The Securities and Exchange Commission (SEC) staff released a report Thursday showing some nationally-recognized rating agencies failed to disclose or manage conflicts of interest and changed rating methodologies for securities without disclosing the changes until months later.
The findings were among several areas of concern that arose from examinations of nationally recognized statistical rating organizations (NRSROs) conducted annually by the staff of the SEC’s Office of Credit Ratings and Examination. NRSROs register with the SEC and submit to commission regulations and examinations.
In its report, the staff said the NRSROs appropriately addressed staff concerns and recommendations made in the report from the first set of examinations.
This latest report said Standard and Poor’s and Moody’s Investors Service were the two largest NRSROs, with almost 1.2 million and 93,913 ratings, respectively, as of Dec. 31, 2011. They accounted for 83% of all credit ratings, according to the report. Combined with Fitch Ratings, the three accounted for more than 96% of all outstanding credit ratings, it said.

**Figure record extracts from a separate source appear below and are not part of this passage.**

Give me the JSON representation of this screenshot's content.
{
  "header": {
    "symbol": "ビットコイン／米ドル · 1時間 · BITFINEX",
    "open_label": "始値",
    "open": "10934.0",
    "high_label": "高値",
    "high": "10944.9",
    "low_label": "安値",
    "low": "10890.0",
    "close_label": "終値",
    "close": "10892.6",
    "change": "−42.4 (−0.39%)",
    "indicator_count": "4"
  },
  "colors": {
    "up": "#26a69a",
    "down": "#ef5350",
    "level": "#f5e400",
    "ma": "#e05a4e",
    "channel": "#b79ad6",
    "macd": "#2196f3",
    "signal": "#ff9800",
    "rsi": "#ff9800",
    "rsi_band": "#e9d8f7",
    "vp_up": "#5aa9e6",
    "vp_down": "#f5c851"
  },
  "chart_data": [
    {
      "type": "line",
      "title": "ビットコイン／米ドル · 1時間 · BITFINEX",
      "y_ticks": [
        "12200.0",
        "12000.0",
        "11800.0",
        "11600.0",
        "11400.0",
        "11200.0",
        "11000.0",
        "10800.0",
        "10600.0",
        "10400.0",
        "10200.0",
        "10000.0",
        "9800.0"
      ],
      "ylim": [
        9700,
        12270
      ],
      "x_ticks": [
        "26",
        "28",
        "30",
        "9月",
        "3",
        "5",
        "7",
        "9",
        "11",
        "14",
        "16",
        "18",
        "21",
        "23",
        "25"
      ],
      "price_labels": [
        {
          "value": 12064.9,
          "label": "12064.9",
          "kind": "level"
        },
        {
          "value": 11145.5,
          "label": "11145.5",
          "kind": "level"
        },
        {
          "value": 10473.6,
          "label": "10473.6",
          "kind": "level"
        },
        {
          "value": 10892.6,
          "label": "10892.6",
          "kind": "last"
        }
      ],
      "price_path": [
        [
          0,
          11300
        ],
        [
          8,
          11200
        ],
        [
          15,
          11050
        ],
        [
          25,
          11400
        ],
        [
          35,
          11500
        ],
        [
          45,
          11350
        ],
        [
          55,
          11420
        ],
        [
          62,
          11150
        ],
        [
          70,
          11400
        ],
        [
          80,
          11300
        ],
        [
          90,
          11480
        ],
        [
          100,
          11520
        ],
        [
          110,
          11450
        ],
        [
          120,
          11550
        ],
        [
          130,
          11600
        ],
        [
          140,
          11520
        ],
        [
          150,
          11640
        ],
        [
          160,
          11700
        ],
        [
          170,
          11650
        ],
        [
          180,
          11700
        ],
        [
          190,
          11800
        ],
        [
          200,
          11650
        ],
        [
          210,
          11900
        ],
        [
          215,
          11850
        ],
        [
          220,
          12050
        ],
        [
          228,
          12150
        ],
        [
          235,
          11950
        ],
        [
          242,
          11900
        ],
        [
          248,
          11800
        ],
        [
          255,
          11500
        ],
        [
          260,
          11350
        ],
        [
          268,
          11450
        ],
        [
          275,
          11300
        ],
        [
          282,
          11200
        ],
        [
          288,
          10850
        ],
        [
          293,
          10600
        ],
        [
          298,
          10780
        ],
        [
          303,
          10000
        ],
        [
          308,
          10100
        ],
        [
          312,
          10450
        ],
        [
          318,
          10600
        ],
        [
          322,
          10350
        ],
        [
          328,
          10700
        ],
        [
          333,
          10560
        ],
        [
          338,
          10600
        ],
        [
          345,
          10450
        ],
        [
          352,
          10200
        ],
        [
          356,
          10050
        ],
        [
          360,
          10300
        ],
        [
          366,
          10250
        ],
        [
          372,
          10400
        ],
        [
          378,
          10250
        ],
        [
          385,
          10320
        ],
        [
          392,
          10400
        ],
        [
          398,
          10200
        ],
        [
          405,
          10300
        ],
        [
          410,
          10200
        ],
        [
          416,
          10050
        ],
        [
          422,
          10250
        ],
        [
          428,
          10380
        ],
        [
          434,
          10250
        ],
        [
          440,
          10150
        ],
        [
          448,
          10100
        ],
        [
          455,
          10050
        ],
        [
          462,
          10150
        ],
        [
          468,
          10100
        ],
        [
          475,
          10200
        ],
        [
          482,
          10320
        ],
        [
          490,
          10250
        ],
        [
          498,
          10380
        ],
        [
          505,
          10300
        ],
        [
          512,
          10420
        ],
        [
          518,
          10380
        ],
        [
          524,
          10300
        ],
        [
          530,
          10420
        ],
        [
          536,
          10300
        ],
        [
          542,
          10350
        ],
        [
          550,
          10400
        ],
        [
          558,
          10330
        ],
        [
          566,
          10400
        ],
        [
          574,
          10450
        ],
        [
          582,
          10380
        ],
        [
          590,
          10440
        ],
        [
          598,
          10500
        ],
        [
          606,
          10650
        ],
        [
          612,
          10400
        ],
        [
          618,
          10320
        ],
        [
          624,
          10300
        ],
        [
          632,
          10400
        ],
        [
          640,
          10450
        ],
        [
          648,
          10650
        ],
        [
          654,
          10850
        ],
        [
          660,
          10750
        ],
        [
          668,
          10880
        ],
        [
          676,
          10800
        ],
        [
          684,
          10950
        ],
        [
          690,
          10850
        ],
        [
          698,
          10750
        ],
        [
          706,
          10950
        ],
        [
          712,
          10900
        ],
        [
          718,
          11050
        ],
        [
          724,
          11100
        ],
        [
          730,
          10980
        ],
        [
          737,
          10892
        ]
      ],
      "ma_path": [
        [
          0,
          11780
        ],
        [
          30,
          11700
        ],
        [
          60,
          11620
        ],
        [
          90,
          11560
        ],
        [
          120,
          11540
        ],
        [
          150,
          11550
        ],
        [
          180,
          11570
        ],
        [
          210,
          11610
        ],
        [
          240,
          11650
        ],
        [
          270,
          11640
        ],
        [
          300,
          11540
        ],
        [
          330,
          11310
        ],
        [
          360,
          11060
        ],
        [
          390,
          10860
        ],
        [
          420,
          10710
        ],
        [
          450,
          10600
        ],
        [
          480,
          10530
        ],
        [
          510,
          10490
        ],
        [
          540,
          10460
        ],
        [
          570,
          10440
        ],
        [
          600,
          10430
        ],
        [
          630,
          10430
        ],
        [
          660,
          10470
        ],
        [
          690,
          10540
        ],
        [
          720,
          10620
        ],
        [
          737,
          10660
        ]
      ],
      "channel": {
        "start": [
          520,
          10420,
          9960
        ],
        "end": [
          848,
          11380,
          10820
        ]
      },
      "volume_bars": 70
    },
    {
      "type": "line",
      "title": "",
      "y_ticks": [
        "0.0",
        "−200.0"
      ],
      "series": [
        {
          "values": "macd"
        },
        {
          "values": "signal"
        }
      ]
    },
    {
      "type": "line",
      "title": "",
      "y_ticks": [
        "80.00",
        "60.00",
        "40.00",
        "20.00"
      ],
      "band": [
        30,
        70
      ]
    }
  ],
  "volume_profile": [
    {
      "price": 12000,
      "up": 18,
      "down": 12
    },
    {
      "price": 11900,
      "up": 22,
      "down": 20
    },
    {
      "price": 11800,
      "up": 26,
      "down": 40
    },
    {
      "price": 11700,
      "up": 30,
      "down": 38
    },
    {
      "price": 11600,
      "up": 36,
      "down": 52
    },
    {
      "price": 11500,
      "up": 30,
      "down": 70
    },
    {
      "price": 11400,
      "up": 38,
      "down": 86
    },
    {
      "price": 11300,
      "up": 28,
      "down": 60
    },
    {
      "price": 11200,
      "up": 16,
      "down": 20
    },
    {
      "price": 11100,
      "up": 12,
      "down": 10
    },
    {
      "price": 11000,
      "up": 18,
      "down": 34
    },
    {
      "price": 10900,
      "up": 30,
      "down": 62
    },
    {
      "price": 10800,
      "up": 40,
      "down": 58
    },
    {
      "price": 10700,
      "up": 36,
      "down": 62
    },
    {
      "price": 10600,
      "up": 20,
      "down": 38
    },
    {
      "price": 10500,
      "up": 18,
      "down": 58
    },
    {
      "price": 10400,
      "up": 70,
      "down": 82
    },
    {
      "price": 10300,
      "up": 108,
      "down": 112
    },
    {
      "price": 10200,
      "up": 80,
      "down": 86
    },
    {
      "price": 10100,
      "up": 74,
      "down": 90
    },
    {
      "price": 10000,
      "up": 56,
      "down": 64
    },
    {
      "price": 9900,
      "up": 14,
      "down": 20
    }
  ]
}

All nine NRSROs rated almost 2 million of government securities, the primary category among five listed by the SEC staff. The only NRSROs that did not rate government securities were A. M. Best Co. and Morningstar Credit Ratings. Altogether, the agencies were responsible for 2.61 million total ratings as of the end of 2011.
The report showed S&P has 1,172 credit analysts and supervisors, Moody’s 1,124, Fitch 758, and Kroll Bond Rating Agency 22.
The report found that each of the larger NRSROs and two of the smaller ones did not appear to follow their methodologies and certain policies and procedures in determining certain credit ratings. It said one NRSRO failed to conduct the analyses and request the documents required under its policies and procedures when it issued a short-term investment grade rating for an issuer that two weeks later, petitioned for bankruptcy.
Other findings were that, in some cases, securities were not downgraded in a timely fashion according to policies and procedures, methodologies were published and disclosed inconsistently and without enough transparency, and directors were not actively exercising their required oversight duties.
The SEC staff also said that two of the larger NRSROs and three of the smaller ones have not fully disclosed or managed conflicts of interest and that all NRSROs had weaknesses in record retention and recordation of rating actions and committee procedures.